Wednesday, October 28, 2009

Victorian Asylum

Bethlehem Royal Hospital (A.K.A Bedlam Hospital) had a terrible reputation of being a public attraction where members of the public would pay to gawp at the inmates, many of whom were chained.

Conditions were consistently dreadful, and the care amounted to little more than restraint. Violent or dangerous patients were manacled and chained to the floor or wall. Some were allowed to leave, and licensed to beg. Day to day management was in the hands of a Keeper, who received payment for each patient from their parish, livery company, or relatives.

Life in the asylum would have been hard - strict discipline and routine were seen as essential for people to get better.The asylum was like a separate world and was self-sufficient. Patients would chop wood for fires, grow food, wash sheets and even made the nurses uniforms!Those who couldn't work were marched around grassed yards called airing courts for exercise.The wards were locked and there were high railings around the asylum so no one could escape. There were even lookout points built into the staircases so staff could survey the corridors and day rooms.

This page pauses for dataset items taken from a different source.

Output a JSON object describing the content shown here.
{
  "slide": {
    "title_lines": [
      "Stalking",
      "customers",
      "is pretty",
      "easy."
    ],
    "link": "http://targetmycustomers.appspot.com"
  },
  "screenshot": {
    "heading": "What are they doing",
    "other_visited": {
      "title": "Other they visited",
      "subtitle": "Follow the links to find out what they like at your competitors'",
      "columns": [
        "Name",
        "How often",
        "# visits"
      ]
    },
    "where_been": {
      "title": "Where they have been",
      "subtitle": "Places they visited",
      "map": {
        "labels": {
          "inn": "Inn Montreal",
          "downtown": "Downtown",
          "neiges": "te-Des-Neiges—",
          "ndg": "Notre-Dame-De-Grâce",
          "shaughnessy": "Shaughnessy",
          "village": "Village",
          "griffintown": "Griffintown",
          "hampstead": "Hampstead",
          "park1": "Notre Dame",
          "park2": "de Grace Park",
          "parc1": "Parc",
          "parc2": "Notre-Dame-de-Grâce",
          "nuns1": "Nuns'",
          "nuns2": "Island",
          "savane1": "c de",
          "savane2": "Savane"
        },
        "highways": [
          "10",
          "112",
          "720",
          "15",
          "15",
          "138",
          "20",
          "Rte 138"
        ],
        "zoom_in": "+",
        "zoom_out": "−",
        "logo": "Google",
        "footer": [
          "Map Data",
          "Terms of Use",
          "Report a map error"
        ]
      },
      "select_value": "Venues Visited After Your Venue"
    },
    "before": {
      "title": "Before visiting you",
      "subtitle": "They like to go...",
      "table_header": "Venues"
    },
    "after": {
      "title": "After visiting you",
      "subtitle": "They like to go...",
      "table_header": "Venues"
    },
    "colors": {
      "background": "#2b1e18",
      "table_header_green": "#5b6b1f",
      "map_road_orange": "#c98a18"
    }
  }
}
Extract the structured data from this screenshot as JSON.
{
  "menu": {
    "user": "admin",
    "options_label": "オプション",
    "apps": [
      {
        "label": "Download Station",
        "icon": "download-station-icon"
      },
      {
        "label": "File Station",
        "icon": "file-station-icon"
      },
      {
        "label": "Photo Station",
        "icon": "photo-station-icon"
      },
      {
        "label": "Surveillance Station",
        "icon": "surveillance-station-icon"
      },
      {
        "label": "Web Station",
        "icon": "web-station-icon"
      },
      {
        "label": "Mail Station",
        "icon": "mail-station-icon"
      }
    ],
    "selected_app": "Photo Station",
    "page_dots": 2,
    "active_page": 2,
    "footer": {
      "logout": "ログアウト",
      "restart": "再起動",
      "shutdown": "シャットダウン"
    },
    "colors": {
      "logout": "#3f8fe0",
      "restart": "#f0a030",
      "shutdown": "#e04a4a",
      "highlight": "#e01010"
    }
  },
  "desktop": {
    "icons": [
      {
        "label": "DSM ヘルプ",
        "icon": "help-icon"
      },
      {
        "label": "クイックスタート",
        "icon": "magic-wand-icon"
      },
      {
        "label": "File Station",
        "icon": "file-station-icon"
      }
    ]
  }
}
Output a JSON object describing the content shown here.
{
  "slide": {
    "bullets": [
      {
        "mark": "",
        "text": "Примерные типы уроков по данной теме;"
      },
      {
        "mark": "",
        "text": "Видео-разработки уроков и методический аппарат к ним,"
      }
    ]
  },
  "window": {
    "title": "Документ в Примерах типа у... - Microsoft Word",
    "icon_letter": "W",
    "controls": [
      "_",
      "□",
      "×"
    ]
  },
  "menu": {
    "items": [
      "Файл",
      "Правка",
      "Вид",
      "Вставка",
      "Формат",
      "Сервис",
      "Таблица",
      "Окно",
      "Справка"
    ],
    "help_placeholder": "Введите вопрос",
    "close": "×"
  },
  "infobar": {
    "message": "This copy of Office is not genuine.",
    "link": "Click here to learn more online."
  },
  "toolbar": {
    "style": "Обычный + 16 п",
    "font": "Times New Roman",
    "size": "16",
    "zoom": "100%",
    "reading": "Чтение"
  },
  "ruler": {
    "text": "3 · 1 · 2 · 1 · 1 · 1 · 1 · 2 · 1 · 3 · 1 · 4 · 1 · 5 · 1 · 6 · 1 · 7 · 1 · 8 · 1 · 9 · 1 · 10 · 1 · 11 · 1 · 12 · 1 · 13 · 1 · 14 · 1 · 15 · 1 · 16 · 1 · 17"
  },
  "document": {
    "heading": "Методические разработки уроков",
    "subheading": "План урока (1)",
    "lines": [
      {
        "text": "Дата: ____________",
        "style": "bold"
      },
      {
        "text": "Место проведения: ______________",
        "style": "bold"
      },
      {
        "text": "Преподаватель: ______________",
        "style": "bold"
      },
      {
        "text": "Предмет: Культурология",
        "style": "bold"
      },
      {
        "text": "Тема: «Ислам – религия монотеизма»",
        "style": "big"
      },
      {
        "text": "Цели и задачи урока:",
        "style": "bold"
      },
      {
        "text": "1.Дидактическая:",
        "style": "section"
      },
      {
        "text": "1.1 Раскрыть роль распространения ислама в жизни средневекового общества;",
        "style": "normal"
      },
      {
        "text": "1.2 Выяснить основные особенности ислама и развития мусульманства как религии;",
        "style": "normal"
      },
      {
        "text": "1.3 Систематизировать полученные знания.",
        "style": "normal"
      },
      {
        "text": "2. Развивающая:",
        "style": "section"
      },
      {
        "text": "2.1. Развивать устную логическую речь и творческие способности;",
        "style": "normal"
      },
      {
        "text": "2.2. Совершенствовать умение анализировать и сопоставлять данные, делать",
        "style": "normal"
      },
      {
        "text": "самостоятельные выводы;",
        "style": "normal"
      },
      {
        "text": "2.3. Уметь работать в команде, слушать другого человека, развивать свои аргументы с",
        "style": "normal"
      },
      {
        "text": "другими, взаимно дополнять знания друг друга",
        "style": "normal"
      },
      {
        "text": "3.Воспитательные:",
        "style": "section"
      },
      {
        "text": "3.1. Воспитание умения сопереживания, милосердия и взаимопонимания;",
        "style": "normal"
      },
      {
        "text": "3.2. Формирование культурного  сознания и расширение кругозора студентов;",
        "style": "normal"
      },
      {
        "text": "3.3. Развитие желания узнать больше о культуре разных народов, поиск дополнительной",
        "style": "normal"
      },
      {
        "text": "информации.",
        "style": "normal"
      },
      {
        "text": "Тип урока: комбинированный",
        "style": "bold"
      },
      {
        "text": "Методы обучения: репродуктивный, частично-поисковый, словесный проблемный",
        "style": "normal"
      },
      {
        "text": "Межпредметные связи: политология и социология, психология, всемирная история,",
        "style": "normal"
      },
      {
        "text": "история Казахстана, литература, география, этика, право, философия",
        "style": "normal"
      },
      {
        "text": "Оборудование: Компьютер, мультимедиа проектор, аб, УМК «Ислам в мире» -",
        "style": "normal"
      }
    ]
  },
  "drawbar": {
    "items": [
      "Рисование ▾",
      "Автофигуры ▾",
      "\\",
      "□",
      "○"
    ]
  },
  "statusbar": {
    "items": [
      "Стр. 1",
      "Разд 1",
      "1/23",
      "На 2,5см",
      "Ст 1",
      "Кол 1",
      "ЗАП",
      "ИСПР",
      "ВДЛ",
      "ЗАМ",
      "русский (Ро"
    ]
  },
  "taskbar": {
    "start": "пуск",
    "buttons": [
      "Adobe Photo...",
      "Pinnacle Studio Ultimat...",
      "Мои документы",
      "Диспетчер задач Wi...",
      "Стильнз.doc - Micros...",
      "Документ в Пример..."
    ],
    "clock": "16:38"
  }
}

A typical day in an Asylum

Patients are fed, lodged, and clad alike, wearing a dress of grey woollen cloth, which is woven and made up by themselves; they rise at 6A.M in the summer, and seven in the winter, and all who are in fit state, attend with such servants as can be spared at morning prayers precisely at eight o’clock. They breakfast on milk and pottage and bread at half past eight. At nine o’clock the gardener, farmer, laundry woman etc select those patients, who by previous arrangement with the Director have been fixed on, for their several occupations, and commence work.

At eleven, the workers have a luncheon of bread, and three quarters of a pint of table beer. They dine at one. Their dinners are one day, meat, yeast dumplings, and potatoes, and half a pint of beer: the next, soup, with potatoes and dumplings, alternately. At two work is resumed, and at four a luncheon is distributed, similar to that in the forenoon. At seven they have supper, of milk pottage and bread. At eight, the bedroom doors and window shutters are carefully locked, the clothes folded, and placed on the outside of each door.

   

Some of the treatments given in the asylum seem strange today - bleeding and purging with leeches, mustard plasters, footbaths, chops and beer were all used. Some of the more horrible treatments included muzzles to stop patients biting the nurses and a revolving chair which the patient was strapped in and spun around at 100 revolutions a minute. The West Riding Pauper Lunatic Asylum was one of the first to adopt employment as a way of helping people get better. Patients worked on the wards and in the asylum bakery, laundry, brewery and farm.